In cosa differisce l'immaginario del passato da quello del presente?
«Nel passato erano soprattutto i modelli imposti dalla politica, dalla religione, dalla filosofia, dalla società o dalla famiglia a forgiare sia l'immaginario che la condotta effettiva degli uomini. Oggi, con il diffondersi dei mezzi audiovisivi - alla portata di tutti, anche degli analfabeti - il catalogo delle vite parallele accessibili all'immaginazione coinvolge miliardi di persone».
I nuovi eroi sono, in particolare, quanti hanno avuto successo o visibilità nei media...
«Certamente non si cresce nel culto degli eroi di Plutarco, avendo come vite esemplari da imitare quelle di Alessandro Magno, Caio Gracco, Cesare o Bruto.

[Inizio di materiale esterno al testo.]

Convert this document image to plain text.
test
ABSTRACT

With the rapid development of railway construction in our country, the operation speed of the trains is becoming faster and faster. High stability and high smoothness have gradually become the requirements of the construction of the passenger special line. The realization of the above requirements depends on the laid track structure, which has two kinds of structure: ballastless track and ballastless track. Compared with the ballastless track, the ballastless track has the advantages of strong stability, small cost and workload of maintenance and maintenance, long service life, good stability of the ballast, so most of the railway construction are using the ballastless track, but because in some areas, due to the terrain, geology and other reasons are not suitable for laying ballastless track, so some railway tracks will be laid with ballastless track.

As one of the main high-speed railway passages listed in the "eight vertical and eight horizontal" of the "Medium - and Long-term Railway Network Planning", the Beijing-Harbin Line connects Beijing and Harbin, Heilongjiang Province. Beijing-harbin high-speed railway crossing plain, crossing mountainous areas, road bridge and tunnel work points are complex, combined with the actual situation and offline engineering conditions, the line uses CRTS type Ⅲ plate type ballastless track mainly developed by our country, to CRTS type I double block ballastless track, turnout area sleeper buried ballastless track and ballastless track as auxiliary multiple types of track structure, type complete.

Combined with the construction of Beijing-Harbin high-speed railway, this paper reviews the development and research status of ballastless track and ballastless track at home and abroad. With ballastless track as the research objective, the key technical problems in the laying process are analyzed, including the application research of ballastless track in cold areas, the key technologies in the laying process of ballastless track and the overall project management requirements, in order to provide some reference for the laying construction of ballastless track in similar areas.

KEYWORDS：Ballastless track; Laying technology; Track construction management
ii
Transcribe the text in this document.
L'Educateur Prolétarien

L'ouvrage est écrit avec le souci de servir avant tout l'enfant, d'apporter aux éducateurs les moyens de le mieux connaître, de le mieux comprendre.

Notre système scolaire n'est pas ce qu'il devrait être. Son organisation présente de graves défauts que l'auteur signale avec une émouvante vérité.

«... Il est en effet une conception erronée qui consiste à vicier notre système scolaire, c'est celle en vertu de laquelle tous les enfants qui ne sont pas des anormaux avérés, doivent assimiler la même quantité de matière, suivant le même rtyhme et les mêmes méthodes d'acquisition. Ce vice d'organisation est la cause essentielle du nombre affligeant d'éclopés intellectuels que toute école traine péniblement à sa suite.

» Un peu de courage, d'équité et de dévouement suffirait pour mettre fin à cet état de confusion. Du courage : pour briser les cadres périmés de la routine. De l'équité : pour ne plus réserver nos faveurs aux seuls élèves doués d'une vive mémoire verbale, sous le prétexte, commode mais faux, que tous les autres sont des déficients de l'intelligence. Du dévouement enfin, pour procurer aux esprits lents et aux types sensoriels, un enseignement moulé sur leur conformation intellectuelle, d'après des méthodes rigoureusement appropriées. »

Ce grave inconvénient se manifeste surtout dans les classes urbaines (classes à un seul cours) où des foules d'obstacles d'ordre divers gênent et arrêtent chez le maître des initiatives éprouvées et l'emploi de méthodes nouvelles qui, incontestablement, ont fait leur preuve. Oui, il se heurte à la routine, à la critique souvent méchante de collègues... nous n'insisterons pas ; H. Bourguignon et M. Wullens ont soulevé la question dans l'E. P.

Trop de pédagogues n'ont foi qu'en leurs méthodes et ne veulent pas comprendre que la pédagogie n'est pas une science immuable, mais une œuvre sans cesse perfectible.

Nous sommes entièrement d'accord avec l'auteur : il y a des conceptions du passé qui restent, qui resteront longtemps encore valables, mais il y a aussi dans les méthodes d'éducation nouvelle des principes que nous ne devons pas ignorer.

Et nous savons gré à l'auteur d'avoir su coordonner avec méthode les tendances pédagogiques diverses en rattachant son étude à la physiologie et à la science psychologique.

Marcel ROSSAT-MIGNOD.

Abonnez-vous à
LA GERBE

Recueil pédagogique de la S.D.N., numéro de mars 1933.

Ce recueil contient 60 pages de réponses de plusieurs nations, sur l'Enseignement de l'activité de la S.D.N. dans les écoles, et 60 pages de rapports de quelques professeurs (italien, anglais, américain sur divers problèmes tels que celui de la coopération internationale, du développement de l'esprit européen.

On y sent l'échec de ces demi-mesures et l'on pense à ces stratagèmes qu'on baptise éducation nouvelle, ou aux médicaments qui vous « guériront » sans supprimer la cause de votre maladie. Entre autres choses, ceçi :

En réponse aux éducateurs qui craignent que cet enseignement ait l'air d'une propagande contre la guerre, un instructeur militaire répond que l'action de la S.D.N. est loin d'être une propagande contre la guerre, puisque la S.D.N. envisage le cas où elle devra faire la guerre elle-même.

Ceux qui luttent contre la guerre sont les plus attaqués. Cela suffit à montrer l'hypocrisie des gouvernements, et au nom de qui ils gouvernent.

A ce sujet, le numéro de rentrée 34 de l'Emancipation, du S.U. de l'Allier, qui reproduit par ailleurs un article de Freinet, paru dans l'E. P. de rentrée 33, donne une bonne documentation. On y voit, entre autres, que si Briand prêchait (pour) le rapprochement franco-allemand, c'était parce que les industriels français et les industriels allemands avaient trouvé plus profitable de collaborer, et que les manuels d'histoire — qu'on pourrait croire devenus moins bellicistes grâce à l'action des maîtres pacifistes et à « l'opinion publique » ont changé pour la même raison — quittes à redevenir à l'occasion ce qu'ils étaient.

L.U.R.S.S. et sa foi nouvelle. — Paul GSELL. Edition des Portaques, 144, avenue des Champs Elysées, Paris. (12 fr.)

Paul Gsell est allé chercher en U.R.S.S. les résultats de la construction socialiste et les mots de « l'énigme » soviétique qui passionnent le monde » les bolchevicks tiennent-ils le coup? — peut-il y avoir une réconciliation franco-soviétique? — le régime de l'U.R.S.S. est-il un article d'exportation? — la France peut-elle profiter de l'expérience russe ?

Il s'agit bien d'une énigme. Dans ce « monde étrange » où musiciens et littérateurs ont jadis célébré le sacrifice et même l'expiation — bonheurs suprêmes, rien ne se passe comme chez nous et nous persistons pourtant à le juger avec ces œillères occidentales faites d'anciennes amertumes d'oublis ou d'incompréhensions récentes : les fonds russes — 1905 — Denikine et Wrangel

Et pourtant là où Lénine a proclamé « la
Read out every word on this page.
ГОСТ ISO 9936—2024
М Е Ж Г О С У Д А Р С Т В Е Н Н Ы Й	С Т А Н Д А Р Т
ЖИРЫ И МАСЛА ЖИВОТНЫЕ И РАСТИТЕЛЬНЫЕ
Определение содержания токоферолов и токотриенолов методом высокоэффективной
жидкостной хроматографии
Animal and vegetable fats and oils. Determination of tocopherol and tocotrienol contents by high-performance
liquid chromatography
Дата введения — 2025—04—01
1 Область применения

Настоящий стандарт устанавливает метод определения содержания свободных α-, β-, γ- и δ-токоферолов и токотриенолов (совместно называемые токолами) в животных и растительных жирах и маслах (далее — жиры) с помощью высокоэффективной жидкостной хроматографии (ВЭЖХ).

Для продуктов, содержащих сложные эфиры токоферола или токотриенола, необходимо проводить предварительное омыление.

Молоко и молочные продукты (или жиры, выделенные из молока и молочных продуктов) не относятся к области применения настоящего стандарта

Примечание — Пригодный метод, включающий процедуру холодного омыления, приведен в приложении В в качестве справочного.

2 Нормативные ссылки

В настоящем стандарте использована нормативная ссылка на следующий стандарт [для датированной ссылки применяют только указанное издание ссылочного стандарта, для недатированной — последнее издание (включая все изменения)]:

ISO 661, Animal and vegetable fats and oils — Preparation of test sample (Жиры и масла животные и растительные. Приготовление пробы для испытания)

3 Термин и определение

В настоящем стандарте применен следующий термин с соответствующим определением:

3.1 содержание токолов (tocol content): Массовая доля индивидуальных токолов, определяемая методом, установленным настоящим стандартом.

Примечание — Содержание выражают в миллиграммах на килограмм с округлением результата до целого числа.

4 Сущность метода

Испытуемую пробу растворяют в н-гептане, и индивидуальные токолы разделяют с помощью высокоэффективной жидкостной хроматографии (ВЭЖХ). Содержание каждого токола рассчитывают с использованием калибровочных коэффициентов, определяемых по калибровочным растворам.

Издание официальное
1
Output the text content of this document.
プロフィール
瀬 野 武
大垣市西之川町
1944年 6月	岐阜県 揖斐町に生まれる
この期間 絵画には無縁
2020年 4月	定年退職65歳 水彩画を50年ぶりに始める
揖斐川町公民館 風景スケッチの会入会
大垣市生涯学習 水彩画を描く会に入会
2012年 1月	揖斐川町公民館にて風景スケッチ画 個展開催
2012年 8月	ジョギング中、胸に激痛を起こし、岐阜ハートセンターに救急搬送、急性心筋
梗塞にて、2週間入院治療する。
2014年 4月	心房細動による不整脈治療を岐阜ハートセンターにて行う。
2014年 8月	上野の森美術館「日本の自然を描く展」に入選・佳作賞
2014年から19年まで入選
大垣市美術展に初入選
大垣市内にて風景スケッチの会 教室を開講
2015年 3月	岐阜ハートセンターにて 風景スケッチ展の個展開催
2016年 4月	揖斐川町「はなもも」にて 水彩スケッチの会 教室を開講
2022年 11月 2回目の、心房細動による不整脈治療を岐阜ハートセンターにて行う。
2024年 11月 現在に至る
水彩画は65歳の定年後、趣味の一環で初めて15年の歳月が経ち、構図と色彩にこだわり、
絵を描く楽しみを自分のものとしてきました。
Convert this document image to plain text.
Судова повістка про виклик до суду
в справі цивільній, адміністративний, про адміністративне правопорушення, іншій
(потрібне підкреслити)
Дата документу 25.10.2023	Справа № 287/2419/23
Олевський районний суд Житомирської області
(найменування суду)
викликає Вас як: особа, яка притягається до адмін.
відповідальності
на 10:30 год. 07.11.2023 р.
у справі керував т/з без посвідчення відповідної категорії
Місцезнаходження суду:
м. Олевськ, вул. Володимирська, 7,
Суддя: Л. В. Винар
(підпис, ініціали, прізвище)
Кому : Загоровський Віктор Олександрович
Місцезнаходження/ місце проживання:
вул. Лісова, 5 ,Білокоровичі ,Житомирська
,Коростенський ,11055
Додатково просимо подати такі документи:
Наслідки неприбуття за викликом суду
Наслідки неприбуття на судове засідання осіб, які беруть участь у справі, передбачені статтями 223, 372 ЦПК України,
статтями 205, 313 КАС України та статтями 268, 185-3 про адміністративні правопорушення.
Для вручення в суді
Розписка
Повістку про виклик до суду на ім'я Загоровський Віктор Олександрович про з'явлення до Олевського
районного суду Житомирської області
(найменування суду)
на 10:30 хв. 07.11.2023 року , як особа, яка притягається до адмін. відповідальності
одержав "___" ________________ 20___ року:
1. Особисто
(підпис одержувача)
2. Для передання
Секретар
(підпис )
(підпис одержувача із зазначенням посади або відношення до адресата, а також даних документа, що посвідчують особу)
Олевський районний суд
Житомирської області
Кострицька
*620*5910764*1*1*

E neppure nella propensione - così viva nel Medioevo - all'imitatio Christi e alla santità...».
Effettivamente non si cresce così... Lei dice che oggi il senso della realtà rischia di dissolversi in un eccesso di fantasticherie? È un consolatorio principio d´irrealtà che prevale?
«La fuga nell'immaginazione significa sradicarsi dalla realtà e accumulare infelicità futura: o si vive in uno stato di perenne disancoramento dal mondo oppure col mondo bisogna farci i conti. Questo non significa farsi schiacciare dai condizionamenti, rinunciare a ogni aspirazione, a ogni speranza. Difendo la logica del desiderio, che non deve essere mai spenta, senza però accontentarsi di paradisi a prezzi stracciati. E magari con una qualche capacità di "autosovversione", coltivando l'attitudine a modificarsi, a cambiare, a non guardare alla propria vita con un senso perenne di mortificazione».
Autosovversione, lei dice. Bella idea, non troppo praticata... Ma questi nuovi eroi televisivi, padroni dell'immaginario collettivo, non rischiano alla fine di accentuare il senso di esclusione?
«La sua domanda mi fa pensare a un articolo di Marco Lodoli, uscito di recente sul vostro giornale... Lui - lo scrittore-insegnante - giustamente sollecitava i suoi allievi a non piegarsi ai tic di massa, dall'ombelico scoperto alle mutandine firmate. A conservare la propria personalità, a crescere nell´autonomia. Ma una ragazza gli fa notare: nessuno di noi può aspirare a una propria individualità, non contiamo e non conteremo mai niente, e allora tanto vale non pensarci e fare come gli altri... Beh, io l'ho trovata un'osservazione molto intelligente».
Molto amara, anche, visto che qui il senso del fallimento è percepito già nell'adolescenza...
«Sì, ma spiega come la consapevolezza di essere brutalmente esclusi dal banchetto, dalle luci della ribalta, possa spingere sulla falsariga del così fan tutti».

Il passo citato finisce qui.